Saturday, June 7, 2014

Drive my car

I recently ran into a few news stories about Google's new driverless car. I guess it's just a prototype at this point. I imagine you get into your little pod of a car, say "Work" and it whisks you off to your job while you quietly read your copy of Clerkmanifesto: Best of the Early Years, 2013-2033, with all the shades drawn. "Oh!" you would say upon your pod arriving at your job "I'm here already? What a shame!"

Sadly I didn't get a huge amount of details on this driverless cars project because every commentator, reporter, and source for this story spent most of their time on two other issues. In the first issue they were rather skeptical of this car as a viable product because they couldn't imagine there were people who would want such a car.

Me! I want this car! This is my dream car! Am I the only one? Is almost everyone else so crazy about driving? You, Mr. NPR reporter, driving across a traffic congested city at eight in the morning with nothing better to do than listen to NPR and get irritated by other crappy drivers every minute, you can't imagine giving that up and doing whatever you like while your car drives you? Are rich people constantly shooing their chauffeurs over? "Oh, Jeeves there, looks like a bit of noxious congestion ahead as we work into the city. Why don't you skootch over and I'll take the wheel for a bit of fun."

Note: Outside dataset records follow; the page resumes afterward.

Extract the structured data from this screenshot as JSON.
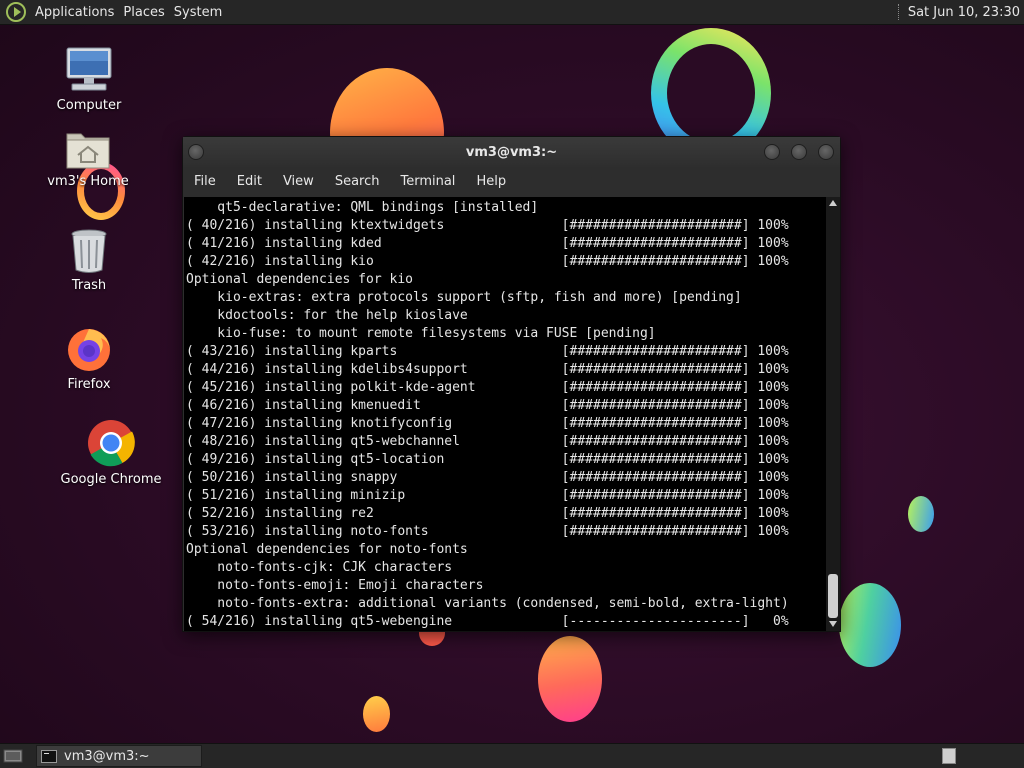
{
  "top_panel": {
    "menus": [
      "Applications",
      "Places",
      "System"
    ],
    "clock": "Sat Jun 10, 23:30"
  },
  "desktop_icons": {
    "computer": "Computer",
    "home": "vm3's Home",
    "trash": "Trash",
    "firefox": "Firefox",
    "chrome": "Google Chrome"
  },
  "terminal": {
    "title": "vm3@vm3:~",
    "menus": [
      "File",
      "Edit",
      "View",
      "Search",
      "Terminal",
      "Help"
    ],
    "lines": [
      "    qt5-declarative: QML bindings [installed]",
      "( 40/216) installing ktextwidgets               [######################] 100%",
      "( 41/216) installing kded                       [######################] 100%",
      "( 42/216) installing kio                        [######################] 100%",
      "Optional dependencies for kio",
      "    kio-extras: extra protocols support (sftp, fish and more) [pending]",
      "    kdoctools: for the help kioslave",
      "    kio-fuse: to mount remote filesystems via FUSE [pending]",
      "( 43/216) installing kparts                     [######################] 100%",
      "( 44/216) installing kdelibs4support            [######################] 100%",
      "( 45/216) installing polkit-kde-agent           [######################] 100%",
      "( 46/216) installing kmenuedit                  [######################] 100%",
      "( 47/216) installing knotifyconfig              [######################] 100%",
      "( 48/216) installing qt5-webchannel             [######################] 100%",
      "( 49/216) installing qt5-location               [######################] 100%",
      "( 50/216) installing snappy                     [######################] 100%",
      "( 51/216) installing minizip                    [######################] 100%",
      "( 52/216) installing re2                        [######################] 100%",
      "( 53/216) installing noto-fonts                 [######################] 100%",
      "Optional dependencies for noto-fonts",
      "    noto-fonts-cjk: CJK characters",
      "    noto-fonts-emoji: Emoji characters",
      "    noto-fonts-extra: additional variants (condensed, semi-bold, extra-light)",
      "( 54/216) installing qt5-webengine              [----------------------]   0%"
    ]
  },
  "taskbar": {
    "task_label": "vm3@vm3:~"
  },
  "colors": {
    "panel_bg": "#262626",
    "terminal_bg": "#000000",
    "desktop_bg": "#2a0b24"
  }
}
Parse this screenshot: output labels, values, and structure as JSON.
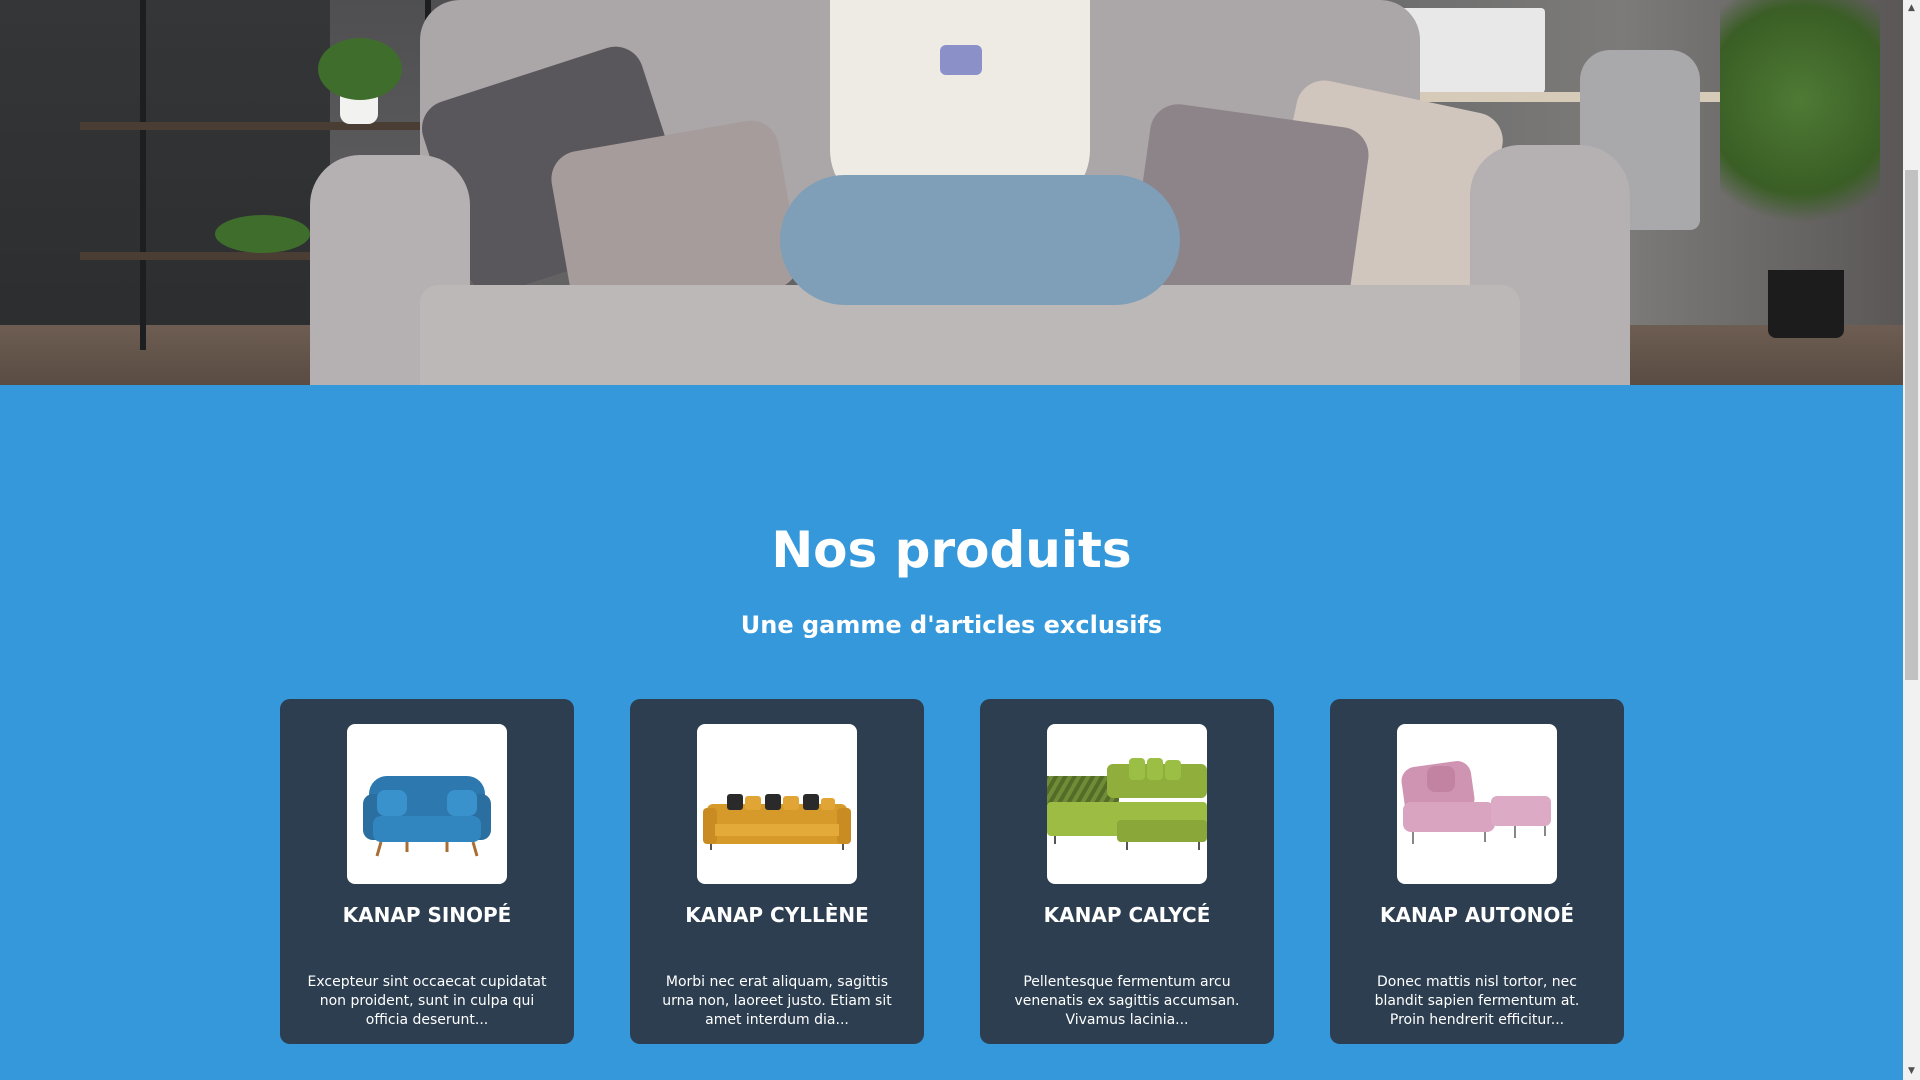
{
  "hero": {
    "image_alt": "Femme assise sur un canapé gris avec un téléphone"
  },
  "products": {
    "title": "Nos produits",
    "subtitle": "Une gamme d'articles exclusifs",
    "items": [
      {
        "name": "KANAP SINOPÉ",
        "description": "Excepteur sint occaecat cupidatat non proident, sunt in culpa qui officia deserunt...",
        "color": "#2f7bb2",
        "icon": "sofa-blue-image"
      },
      {
        "name": "KANAP CYLLÈNE",
        "description": "Morbi nec erat aliquam, sagittis urna non, laoreet justo. Etiam sit amet interdum dia...",
        "color": "#d99a2b",
        "icon": "sofa-yellow-image"
      },
      {
        "name": "KANAP CALYCÉ",
        "description": "Pellentesque fermentum arcu venenatis ex sagittis accumsan. Vivamus lacinia...",
        "color": "#8aa83a",
        "icon": "sofa-green-image"
      },
      {
        "name": "KANAP AUTONOÉ",
        "description": "Donec mattis nisl tortor, nec blandit sapien fermentum at. Proin hendrerit efficitur...",
        "color": "#d8a2bd",
        "icon": "sofa-pink-image"
      }
    ]
  },
  "colors": {
    "section_background": "#3498db",
    "card_background": "#2c3e50",
    "text": "#ffffff"
  },
  "scrollbar": {
    "up_arrow": "▲",
    "down_arrow": "▼"
  }
}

Are we a nation of nine year old boys!?

Oh, right, oops. I myself play video games. How could I forget.

The second issue seemed to consist of a jokey hysteria about the machines seizing control of everything. "Ha ha ha." they all said "I'm a little worried about the computers taking over the world."

Well, here they have a better point. I work at a library everyday with a sophisticated automated check in machine, and I have lately become afraid that it has become too big for its britches. I am fairly certain that as it processes the books it has been changing them to reflect a more pro computer outlook. With each check in of 2001 A Space Odyssey HAL is becoming more and more sympathetic and more and more central to the story.

Also my clock at home is trying to talk me in to going to Disney World.

So I am okay with rolling back the technology level to somewhere just before TV, you know, to be safe.

But if we don't, I want to be driven around in a magic car! Thank you.


1 comment:

  1. I love the idea of the AMH changing books as they go through. That could be a great sci-fi short story, and you're the guy to write it, because you know so much about what's in the books. (Me, I just read 'em and forget 'em.) Actually, I'm thinking of a book called The Library Card as a possible model. In that J book, a kid finds a magical library card and his life is changed in some way because of the book it leads him to. When the card has done its job, he "loses" it and another kid finds it. (At least that's how I remember it.) So the new story could be about a book that is changed each time it is checked in and the effect it has on the next kid who checks it out. And the next...and so on.